During Ginsberg's forced blind date on Sunday's Mad Men, he asks his companion, "Do you like kids?" Oh, Ginsberg, you weird, undateable, virginal, soup-ordering mess. She's a teacher — well, student teacher, she says — and yes, she likes kids. And that makes her a real anomaly in the Mad Men universe, where virtually no one likes children (or babies, who are similar to children but even worse). This week's Mad Men was about the assassination of Martin Luther King Jr., but it used that event as a lens for examining child-rearing and parenthood. Do you like children? By that, don't you mean Do you like progress?
Peggy is elated when Abe casually mentions his plans for their future family. Don has a shocking (to him) moment of discovering that he loves his son. "That man had a wife and four children," Pete spits at Harry. We rarely hear Pete talk about his daughter, yet there he was, asking Trudy when he could see her. Kids, kids, kids, kids. Megan calls her dad and is disgusted. Dawn comes to work because her mother said to.
"The Flood" has so far mostly been compared to the season-three episode "The Grown-Ups," where the characters react to John F. Kennedy's assassination. But "The Flood" also resonates with a different season-three episode, "Wee Small Hours." That one also acknowledged King's existence, though in a more minor way than "Flood" does. We saw Don and Suzanne, Sally's free-spirited teacher, listen to King's "I Have a Dream" speech, which Suzanne vowed she would teach to her students when school starts in the fall. Later, we saw Don and Betty's housekeeper Carla listening to King's eulogy for three of the little girls killed in the bombing of the 16th Street Baptist Church.
"These children — unoffending, innocent, and beautiful — were the victims of one of the most vicious and tragic crimes ever perpetrated against humanity," we heard King's voice say over the radio. Kids, kids, kids, kids.
One of Mad Men's central themes is how we become who we are, the ways in which being our parents' children shapes how we become our children's parents. Think of Roger trying to give Margaret that jar of water earlier this season: That shaping isn't always in the direction we'd hope. Don's father (and father figures) shaped him into a pretty terrible human, who's amazed and relieved to discover he has a compassionate, empathetic son. Abe wants to raise his and Peggy's kids in a diverse neighborhood because he thinks the world will be better for them if he does. We see so many terrible behaviors passed down generation to generation on Mad Men, be it Joan's mother's disapproval leaving Joan unable to accept healthy affection (in full force last week) or something as silly as Sally making French toast with rum.

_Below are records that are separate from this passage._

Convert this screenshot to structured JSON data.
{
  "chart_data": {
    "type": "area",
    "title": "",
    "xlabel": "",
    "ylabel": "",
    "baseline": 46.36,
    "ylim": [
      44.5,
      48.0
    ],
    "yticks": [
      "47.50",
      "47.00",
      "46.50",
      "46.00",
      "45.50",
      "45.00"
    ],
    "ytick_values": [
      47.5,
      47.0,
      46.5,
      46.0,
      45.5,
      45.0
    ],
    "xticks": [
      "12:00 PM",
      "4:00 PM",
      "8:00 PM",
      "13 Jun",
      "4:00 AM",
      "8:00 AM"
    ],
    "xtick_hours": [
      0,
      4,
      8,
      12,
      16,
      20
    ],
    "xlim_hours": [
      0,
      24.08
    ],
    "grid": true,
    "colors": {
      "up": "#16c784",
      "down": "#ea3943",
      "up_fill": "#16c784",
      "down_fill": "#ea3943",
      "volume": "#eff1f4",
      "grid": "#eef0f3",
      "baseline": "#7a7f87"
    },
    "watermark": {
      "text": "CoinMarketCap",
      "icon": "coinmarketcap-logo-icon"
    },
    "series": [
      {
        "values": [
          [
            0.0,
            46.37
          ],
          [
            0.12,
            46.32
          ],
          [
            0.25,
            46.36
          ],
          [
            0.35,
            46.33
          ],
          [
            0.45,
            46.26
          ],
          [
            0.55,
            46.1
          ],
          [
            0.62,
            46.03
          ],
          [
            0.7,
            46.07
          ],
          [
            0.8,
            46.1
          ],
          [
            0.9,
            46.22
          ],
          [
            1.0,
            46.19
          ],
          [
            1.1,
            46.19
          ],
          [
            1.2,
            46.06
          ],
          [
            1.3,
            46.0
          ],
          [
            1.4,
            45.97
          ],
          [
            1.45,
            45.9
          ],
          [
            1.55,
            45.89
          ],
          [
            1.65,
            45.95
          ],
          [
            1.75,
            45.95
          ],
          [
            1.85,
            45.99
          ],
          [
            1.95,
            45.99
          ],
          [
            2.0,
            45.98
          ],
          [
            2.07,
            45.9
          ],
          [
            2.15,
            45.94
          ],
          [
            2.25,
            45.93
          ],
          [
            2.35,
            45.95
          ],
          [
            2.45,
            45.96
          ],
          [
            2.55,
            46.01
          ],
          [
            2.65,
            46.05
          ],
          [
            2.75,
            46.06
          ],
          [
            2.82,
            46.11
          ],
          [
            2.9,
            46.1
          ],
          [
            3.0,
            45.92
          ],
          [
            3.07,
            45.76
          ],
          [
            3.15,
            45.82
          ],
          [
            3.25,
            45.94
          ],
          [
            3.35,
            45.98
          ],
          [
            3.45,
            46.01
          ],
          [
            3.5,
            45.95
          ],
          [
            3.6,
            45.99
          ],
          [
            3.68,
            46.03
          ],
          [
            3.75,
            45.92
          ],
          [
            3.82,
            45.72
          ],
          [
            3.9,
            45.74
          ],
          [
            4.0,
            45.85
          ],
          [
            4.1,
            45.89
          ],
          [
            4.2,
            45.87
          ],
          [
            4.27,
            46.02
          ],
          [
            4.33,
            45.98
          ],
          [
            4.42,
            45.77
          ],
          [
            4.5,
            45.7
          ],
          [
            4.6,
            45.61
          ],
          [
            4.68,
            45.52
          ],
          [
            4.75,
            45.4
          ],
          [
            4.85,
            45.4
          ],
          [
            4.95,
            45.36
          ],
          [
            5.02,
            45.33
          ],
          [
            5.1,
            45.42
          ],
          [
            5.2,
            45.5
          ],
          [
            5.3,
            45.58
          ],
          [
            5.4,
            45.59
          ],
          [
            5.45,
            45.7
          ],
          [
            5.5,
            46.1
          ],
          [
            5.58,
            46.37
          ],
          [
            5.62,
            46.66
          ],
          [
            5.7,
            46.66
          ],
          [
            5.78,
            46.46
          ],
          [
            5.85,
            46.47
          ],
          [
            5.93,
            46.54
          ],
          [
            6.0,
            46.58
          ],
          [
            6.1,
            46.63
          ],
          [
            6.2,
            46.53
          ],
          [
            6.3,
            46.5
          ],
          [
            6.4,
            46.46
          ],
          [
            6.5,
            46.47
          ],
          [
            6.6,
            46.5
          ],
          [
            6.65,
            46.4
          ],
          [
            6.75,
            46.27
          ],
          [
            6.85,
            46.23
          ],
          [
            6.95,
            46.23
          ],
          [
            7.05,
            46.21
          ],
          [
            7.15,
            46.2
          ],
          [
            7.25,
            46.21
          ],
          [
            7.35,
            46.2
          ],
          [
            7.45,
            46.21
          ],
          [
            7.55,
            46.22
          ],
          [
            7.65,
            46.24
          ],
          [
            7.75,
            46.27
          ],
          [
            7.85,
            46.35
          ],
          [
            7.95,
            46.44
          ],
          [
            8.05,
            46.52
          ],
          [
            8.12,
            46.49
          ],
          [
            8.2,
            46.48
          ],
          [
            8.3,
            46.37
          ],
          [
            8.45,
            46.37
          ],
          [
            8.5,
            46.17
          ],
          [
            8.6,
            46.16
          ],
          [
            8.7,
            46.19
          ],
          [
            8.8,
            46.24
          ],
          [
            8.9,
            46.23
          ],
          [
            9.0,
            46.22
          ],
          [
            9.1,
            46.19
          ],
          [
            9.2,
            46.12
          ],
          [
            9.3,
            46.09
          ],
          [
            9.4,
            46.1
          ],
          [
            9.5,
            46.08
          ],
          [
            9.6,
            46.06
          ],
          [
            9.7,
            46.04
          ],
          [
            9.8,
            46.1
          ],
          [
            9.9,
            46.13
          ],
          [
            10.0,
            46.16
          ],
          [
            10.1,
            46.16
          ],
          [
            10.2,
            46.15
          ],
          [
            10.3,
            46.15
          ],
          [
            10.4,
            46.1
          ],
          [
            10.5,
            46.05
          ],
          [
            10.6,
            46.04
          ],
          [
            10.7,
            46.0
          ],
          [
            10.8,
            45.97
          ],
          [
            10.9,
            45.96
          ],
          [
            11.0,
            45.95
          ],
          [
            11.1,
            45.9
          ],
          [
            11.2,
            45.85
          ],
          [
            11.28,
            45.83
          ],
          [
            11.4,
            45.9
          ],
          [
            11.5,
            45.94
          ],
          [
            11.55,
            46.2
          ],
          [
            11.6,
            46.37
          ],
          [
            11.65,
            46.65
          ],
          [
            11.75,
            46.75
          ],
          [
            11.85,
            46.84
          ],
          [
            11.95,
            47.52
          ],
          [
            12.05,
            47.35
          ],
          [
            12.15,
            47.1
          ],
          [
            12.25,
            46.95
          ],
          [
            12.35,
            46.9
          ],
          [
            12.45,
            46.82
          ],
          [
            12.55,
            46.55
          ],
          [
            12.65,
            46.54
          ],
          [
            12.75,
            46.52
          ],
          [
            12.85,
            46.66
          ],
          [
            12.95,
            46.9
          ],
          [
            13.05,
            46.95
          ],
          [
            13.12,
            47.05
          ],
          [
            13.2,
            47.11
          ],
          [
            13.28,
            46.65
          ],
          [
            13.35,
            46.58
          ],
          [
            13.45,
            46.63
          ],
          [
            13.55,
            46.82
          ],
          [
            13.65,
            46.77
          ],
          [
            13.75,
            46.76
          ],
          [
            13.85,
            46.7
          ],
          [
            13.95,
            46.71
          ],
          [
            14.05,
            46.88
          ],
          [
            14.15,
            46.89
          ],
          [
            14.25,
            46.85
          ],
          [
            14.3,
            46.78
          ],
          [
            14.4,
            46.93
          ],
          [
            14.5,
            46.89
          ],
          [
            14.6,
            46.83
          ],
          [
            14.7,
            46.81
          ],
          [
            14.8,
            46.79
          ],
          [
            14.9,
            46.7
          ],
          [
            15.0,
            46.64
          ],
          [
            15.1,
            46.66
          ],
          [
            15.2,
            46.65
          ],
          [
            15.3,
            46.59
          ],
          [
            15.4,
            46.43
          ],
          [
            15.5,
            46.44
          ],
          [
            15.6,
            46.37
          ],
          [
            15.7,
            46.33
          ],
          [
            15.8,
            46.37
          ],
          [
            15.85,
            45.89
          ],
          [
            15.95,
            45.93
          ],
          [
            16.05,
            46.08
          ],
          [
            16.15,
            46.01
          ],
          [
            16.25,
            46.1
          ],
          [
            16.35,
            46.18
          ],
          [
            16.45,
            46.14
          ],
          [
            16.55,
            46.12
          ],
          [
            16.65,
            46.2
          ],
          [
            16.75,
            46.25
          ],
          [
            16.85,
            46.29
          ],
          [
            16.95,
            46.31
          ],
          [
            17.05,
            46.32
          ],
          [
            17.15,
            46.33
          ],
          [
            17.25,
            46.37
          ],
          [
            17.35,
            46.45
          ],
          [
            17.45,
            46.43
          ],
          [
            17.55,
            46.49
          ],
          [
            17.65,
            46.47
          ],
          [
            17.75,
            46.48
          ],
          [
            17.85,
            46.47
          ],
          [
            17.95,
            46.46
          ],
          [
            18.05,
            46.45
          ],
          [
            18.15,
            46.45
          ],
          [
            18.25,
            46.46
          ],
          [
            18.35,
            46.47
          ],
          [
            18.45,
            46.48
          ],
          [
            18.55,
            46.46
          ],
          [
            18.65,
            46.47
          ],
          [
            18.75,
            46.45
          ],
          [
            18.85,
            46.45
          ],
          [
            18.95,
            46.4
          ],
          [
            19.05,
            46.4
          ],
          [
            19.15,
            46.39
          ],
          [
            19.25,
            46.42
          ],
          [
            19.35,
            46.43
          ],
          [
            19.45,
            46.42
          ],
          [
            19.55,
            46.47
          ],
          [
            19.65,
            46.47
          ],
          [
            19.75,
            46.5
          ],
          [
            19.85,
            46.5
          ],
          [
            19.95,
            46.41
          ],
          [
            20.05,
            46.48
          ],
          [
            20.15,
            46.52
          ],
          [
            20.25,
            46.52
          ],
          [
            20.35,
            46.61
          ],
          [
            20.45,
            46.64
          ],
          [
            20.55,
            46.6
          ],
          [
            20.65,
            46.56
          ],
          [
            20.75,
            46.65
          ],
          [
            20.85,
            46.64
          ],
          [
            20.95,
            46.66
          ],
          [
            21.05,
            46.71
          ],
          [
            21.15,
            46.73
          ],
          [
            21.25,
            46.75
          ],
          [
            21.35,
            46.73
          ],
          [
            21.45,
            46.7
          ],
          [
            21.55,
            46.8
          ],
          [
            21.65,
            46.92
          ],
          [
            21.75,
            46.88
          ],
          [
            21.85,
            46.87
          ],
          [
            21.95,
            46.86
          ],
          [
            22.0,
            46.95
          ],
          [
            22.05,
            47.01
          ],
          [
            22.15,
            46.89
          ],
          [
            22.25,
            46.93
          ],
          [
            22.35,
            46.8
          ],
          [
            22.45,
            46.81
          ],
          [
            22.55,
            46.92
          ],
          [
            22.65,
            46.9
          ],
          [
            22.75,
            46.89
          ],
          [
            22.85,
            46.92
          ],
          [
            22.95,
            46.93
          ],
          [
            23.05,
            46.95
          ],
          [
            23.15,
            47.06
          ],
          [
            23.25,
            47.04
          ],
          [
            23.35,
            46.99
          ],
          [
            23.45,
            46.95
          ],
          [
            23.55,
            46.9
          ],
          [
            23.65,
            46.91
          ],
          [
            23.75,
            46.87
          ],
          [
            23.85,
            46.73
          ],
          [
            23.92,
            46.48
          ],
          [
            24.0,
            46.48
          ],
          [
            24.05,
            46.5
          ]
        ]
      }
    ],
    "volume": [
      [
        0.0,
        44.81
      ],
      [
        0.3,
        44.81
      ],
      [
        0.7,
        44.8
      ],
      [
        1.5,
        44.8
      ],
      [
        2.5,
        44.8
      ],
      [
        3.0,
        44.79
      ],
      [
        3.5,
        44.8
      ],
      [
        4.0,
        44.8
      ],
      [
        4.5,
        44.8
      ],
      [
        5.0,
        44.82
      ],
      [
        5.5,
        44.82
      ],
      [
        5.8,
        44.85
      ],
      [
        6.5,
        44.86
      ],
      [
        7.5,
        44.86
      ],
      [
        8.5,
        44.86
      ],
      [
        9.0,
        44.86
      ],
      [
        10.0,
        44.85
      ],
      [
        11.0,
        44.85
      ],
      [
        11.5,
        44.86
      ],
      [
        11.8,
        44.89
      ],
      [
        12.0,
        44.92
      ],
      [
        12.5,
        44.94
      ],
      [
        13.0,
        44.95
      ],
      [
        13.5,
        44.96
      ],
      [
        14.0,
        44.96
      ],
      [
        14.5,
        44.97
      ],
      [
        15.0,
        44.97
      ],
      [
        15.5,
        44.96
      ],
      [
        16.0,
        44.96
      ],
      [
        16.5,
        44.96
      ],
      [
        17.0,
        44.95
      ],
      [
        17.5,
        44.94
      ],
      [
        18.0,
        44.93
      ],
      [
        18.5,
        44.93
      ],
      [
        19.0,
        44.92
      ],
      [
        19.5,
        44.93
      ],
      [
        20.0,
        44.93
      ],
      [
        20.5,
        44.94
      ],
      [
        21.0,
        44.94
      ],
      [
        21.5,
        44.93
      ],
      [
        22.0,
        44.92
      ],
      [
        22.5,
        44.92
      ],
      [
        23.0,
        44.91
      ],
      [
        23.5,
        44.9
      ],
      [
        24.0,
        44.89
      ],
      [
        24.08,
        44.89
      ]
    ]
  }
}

We have every reason to believe Abe is totally authentic in his lefty beliefs, but he knows he's doing something vaguely outrageous by "going to Harlem in a tuxedo." Maybe his children, growing up in the area he imagines, won't feel so constrained by segregated neighborhoods. Don is proud of his son's effortless sympathy, but he himself has no idea how to nurture or encouarage it. (Maybe watching Planet of the Apes is a better call than McHale's Navy.) Pete declares it a "shameful, shameful day," but he's behaved shamefully an awful lot — enough that he can't be with his wife and child. Phyllis's mother wanted to be with her family, but there Phyllis is at Peggy's side. "The Flood" was one of the few times we've seen characters acknowledge that they want something better for their kids — a better world, a better society, a better heart.